Protests in December 2018 in Iran

The 2018 Iranian university protests were a series of protests, a spillover clash of the 2017–2018 Iranian protests, occurring as part of the wider Iranian Democracy Movement, by Iranian university students in support of labour, and teacher strikes, as well as protesting against the current situation of the country. The protests started on 4 December 2018, ahead of university day on 7 December, which is usually marked by protests.

==Protests==
===4 December===
On 4 December 2018, students at the Amirkabir University of Technology in Tehran gathered in support of the ongoing labour and teacher strikes. Students clashed with Basij counter protesters. Students chanted "Cannons, tanks, and weapons have no effect anymore", "Workers and students unite", "Jailed teachers, workers, and students must be freed", and "Death to this deceptive government". Elsewhere in Tehran, students Allameh Tabataba'i University protested against the presence of members of the Ministry of Intelligence on the campus.

On the same day students at the Babol Noshirvani University of Technology protested and chanted "The university is alive", "Stop crackdown on university students", and "University students will die, but will not accept oppression".
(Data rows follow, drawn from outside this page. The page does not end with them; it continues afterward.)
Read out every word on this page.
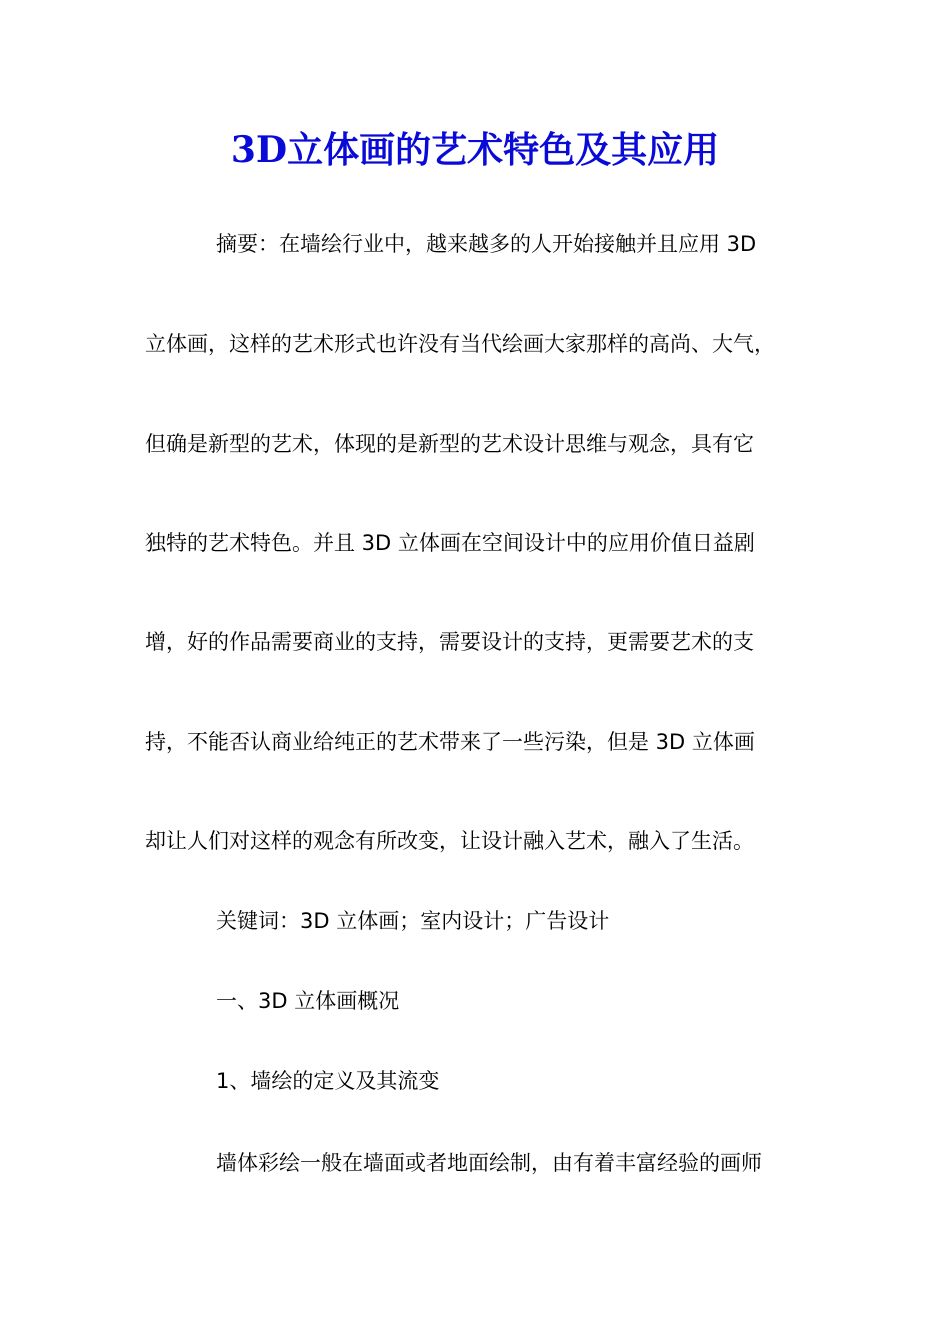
3D立体画的艺术特色及其应用

摘要：在墙绘行业中，越来越多的人开始接触并且应用 3D

立体画，这样的艺术形式也许没有当代绘画大家那样的高尚、大气，

但确是新型的艺术，体现的是新型的艺术设计思维与观念，具有它

独特的艺术特色。并且 3D 立体画在空间设计中的应用价值日益剧

增，好的作品需要商业的支持，需要设计的支持，更需要艺术的支

持，不能否认商业给纯正的艺术带来了一些污染，但是 3D 立体画

却让人们对这样的观念有所改变，让设计融入艺术，融入了生活。

关键词：3D 立体画；室内设计；广告设计

一、3D 立体画概况

1、墙绘的定义及其流变

墙体彩绘一般在墙面或者地面绘制，由有着丰富经验的画师
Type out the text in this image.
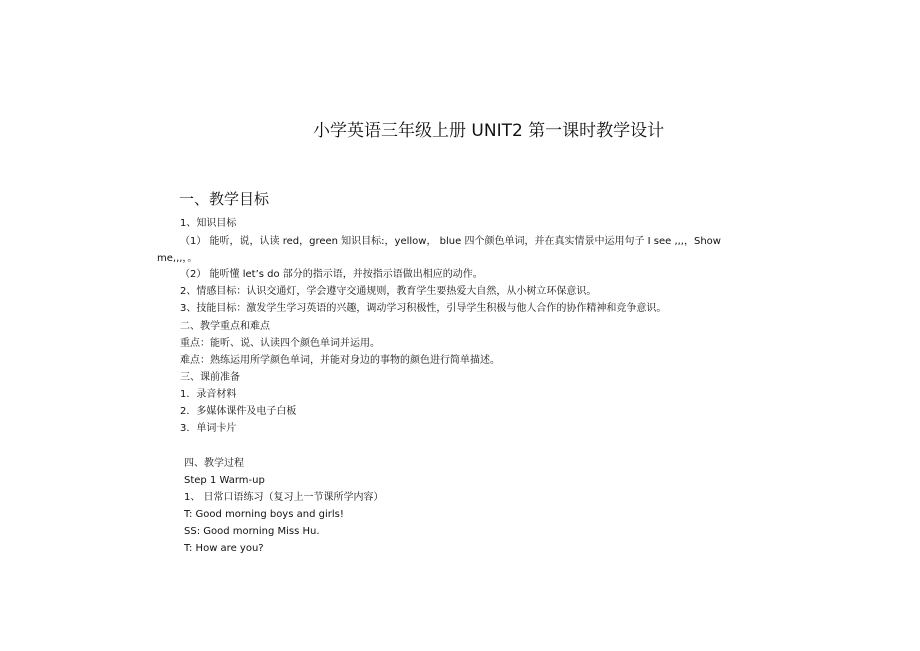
小学英语三年级上册 UNIT2 第一课时教学设计
一、教学目标
1、知识目标
（1） 能听，说，认读 red，green 知识目标:，yellow， blue 四个颜色单词，并在真实情景中运用句子 I see ,,,，Show
me,,,，。
（2） 能听懂 let’s do 部分的指示语，并按指示语做出相应的动作。
2、情感目标：认识交通灯，学会遵守交通规则，教育学生要热爱大自然，从小树立环保意识。
3、技能目标：激发学生学习英语的兴趣，调动学习积极性，引导学生积极与他人合作的协作精神和竞争意识。
二、教学重点和难点
重点：能听、说、认读四个颜色单词并运用。
难点：熟练运用所学颜色单词，并能对身边的事物的颜色进行简单描述。
三、课前准备
1．录音材料
2．多媒体课件及电子白板
3．单词卡片
四、教学过程
Step 1 Warm-up
1、 日常口语练习（复习上一节课所学内容）
T: Good morning boys and girls!
SS: Good morning Miss Hu.
T: How are you?
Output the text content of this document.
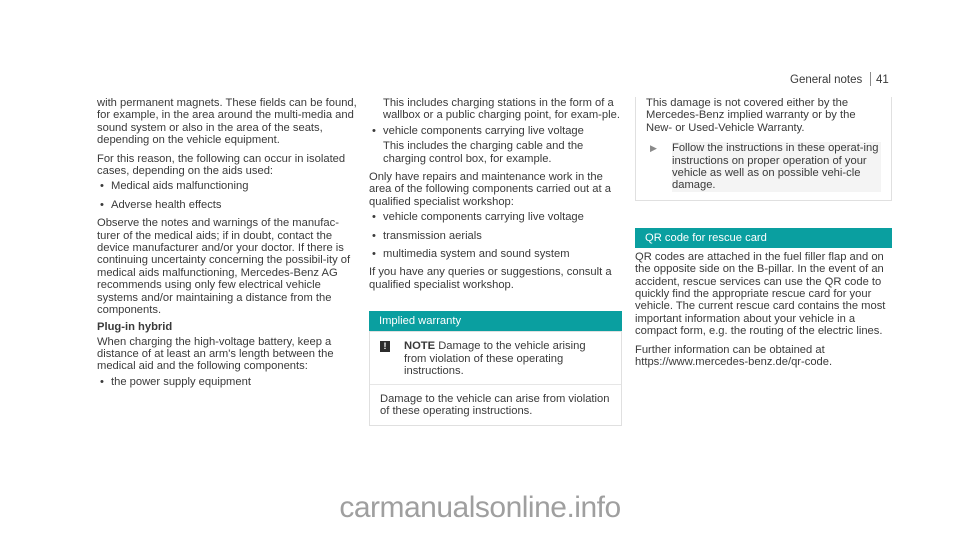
General notes 41

with permanent magnets. These fields can be found, for example, in the area around the multi-media and sound system or also in the area of the seats, depending on the vehicle equipment.

For this reason, the following can occur in isolated cases, depending on the aids used:

• Medical aids malfunctioning
• Adverse health effects

Observe the notes and warnings of the manufac-turer of the medical aids; if in doubt, contact the device manufacturer and/or your doctor. If there is continuing uncertainty concerning the possibil-ity of medical aids malfunctioning, Mercedes-Benz AG recommends using only few electrical vehicle systems and/or maintaining a distance from the components.

Plug-in hybrid

When charging the high-voltage battery, keep a distance of at least an arm's length between the medical aid and the following components:

• the power supply equipment

This includes charging stations in the form of a wallbox or a public charging point, for exam-ple.

• vehicle components carrying live voltage

This includes the charging cable and the charging control box, for example.

Only have repairs and maintenance work in the area of the following components carried out at a qualified specialist workshop:

• vehicle components carrying live voltage
• transmission aerials
• multimedia system and sound system

If you have any queries or suggestions, consult a qualified specialist workshop.

Implied warranty
!	NOTE Damage to the vehicle arising from violation of these operating instructions.
Damage to the vehicle can arise from violation of these operating instructions.
This damage is not covered either by the Mercedes-Benz implied warranty or by the New- or Used-Vehicle Warranty.
▶	Follow the instructions in these operat-ing instructions on proper operation of your vehicle as well as on possible vehi-cle damage.
QR code for rescue card

QR codes are attached in the fuel filler flap and on the opposite side on the B-pillar. In the event of an accident, rescue services can use the QR code to quickly find the appropriate rescue card for your vehicle. The current rescue card contains the most important information about your vehicle in a compact form, e.g. the routing of the electric lines.

Further information can be obtained at https://www.mercedes-benz.de/qr-code.

carmanualsonline.info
Students at the Sahand University of Technology also protested and held a hunger strike. Students at the Razi University of Kermanshah also held a protest in support of workers in Khuzestan, and chanted "Bread, freedom, workers council".

===29 December===
On 29 December, students at the Islamic Azad University, Science and Research Branch, Tehran gathered on campus to mourn and protest after ten people were killed in a bus accident on the campus on 25 December. Students demanded the resignation of the chairman of the Islamic Azad University Ali Akbar Velayati. The protesters, who numbered in the hundreds, also chanted against the incompetent officials who they felt were responsible for the incident.

===30 December===
Students at the Islamic Azad University, Science and Research Branch, Tehran gathered for a second consecutive day of protests on 30 December. The students chanted "Velayati, you are responsible for these killings" and "Incompetent officials must be prosecuted". Video from the protests showed a car running over and injuring two students.

===31 December===
On 31 December 2018, students and other citizens gathered in front of the University of Tehran in solidarity with the students at the Islamic Azad University, Science and Research Branch, Tehran. Protestors were met by the security forces and anti-riot police who attempted to control the demonstration. Demonstrators clashed with the security forces and chanted "Death to the dictator", "Our fronts to the nation, our backs to the enemy", "Don't be scared, we are all together", and "Incompetent officials must resign". Earlier on Christmas, a bus taking about 30 students on a mountain road hit a concrete road, which resulted to the death of 10 passenger and injury of 25 others. Students were from Islamic Azad University in northeast of Iran. Iran's officials are blamed for not using safety precautions, This bus was considered out of service six years ago.